BACKGROUND: Laparoscopic colectomy is associated with less overall morbidity and improved survival for patients with colonic cancers. There are unfortunately limited clinical reports on laparoscopic abdominoperineal resection. We therefore designed this study to compare laparoscopic abdominoperineal resection with conventional open surgery, with emphasis on health-related issues from the patients' perspective in order to justify its role in the management of low rectal or anal canal tumours.

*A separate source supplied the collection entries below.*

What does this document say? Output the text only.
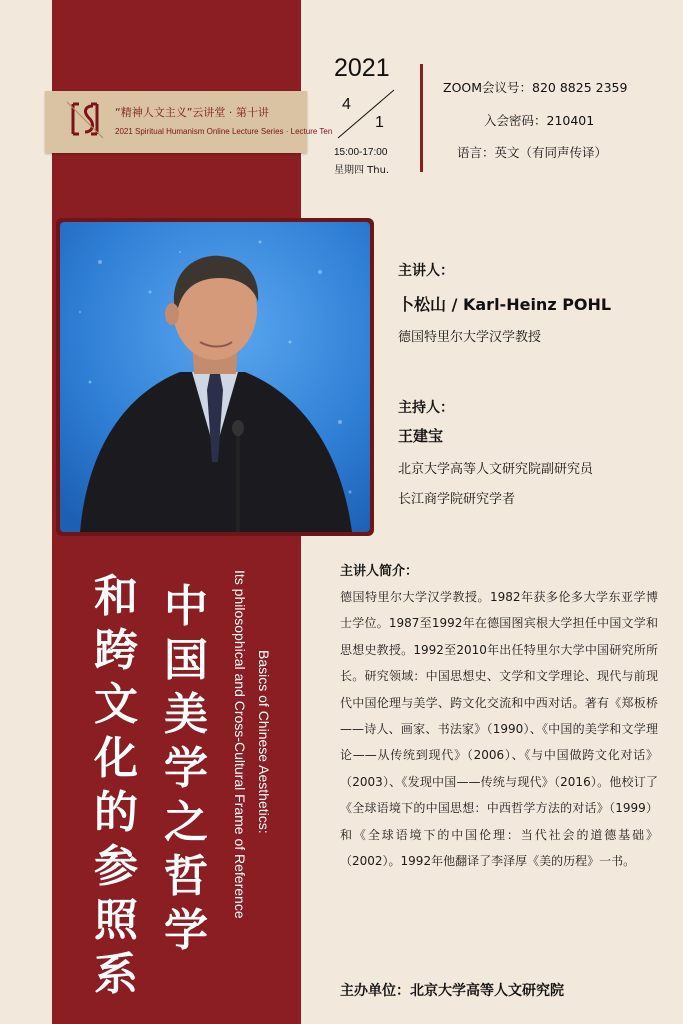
“精神人文主义”云讲堂 · 第十讲
2021 Spiritual Humanism Online Lecture Series · Lecture Ten
2021
4
1
15:00-17:00
星期四 Thu.
ZOOM会议号：820 8825 2359
入会密码：210401
语言：英文（有同声传译）
主讲人：
卜松山 / Karl-Heinz POHL
德国特里尔大学汉学教授
主持人：
王建宝
北京大学高等人文研究院副研究员
长江商学院研究学者
中国美学之哲学
和跨文化的参照系
Basics of Chinese Aesthetics:
Its philosophical and Cross-Cultural Frame of Reference	主讲人简介：
德国特里尔大学汉学教授。1982年获多伦多大学东亚学博士学位。1987至1992年在德国图宾根大学担任中国文学和思想史教授。1992至2010年出任特里尔大学中国研究所所长。研究领域：中国思想史、文学和文学理论、现代与前现代中国伦理与美学、跨文化交流和中西对话。著有《郑板桥——诗人、画家、书法家》（1990）、《中国的美学和文学理论——从传统到现代》（2006）、《与中国做跨文化对话》（2003）、《发现中国——传统与现代》（2016）。他校订了《全球语境下的中国思想：中西哲学方法的对话》（1999）和《全球语境下的中国伦理：当代社会的道德基础》（2002）。1992年他翻译了李泽厚《美的历程》一书。
主办单位：北京大学高等人文研究院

METHODS: We carried out a non-randomized, prospective comparative study on a cohort of patients who underwent either laparoscopic or open abdominoperineal resection between March 1994 and December 2003. Patient demographics, tumour characteristics, operative morbidity and mortality, as well as overall survival were considered. The standard endpoints of last follow-up date and deaths were used. Data was analyzed according to intention-to-treat principle.

RESULTS: A total of 102 patients were recruited: 31 patients underwent conventional open abdominoperineal resection (OAPR) and 71 patients were treated laparoscopically. Patient demographics, median follow-up period, as well as tumour characteristics were similar between groups. The median operating time was similar among groups (145 min in laparoscopic group vs. 156 min in open group; p=0.62). Patients in the laparoscopic group had significantly less blood loss (p=0.01) and fewer requirements for blood transfusion (p=0.01). Despite similar overall morbidity, the laparoscopic group had a reduced incidence of abdominal wound infections (p=0.01) and chest infections (p=0.01). Overall survival was significantly better in the laparoscopic group (p=0.01).

CONCLUSIONS: Laparoscopic abdominoperineal resection confers definite health-related benefits the over open approach in terms of reduced septic complications and fewer requirements for blood transfusion. It should be considered the procedure of choice for patients with low rectal or anal canal tumour in whom sphincter excision proved inevitable.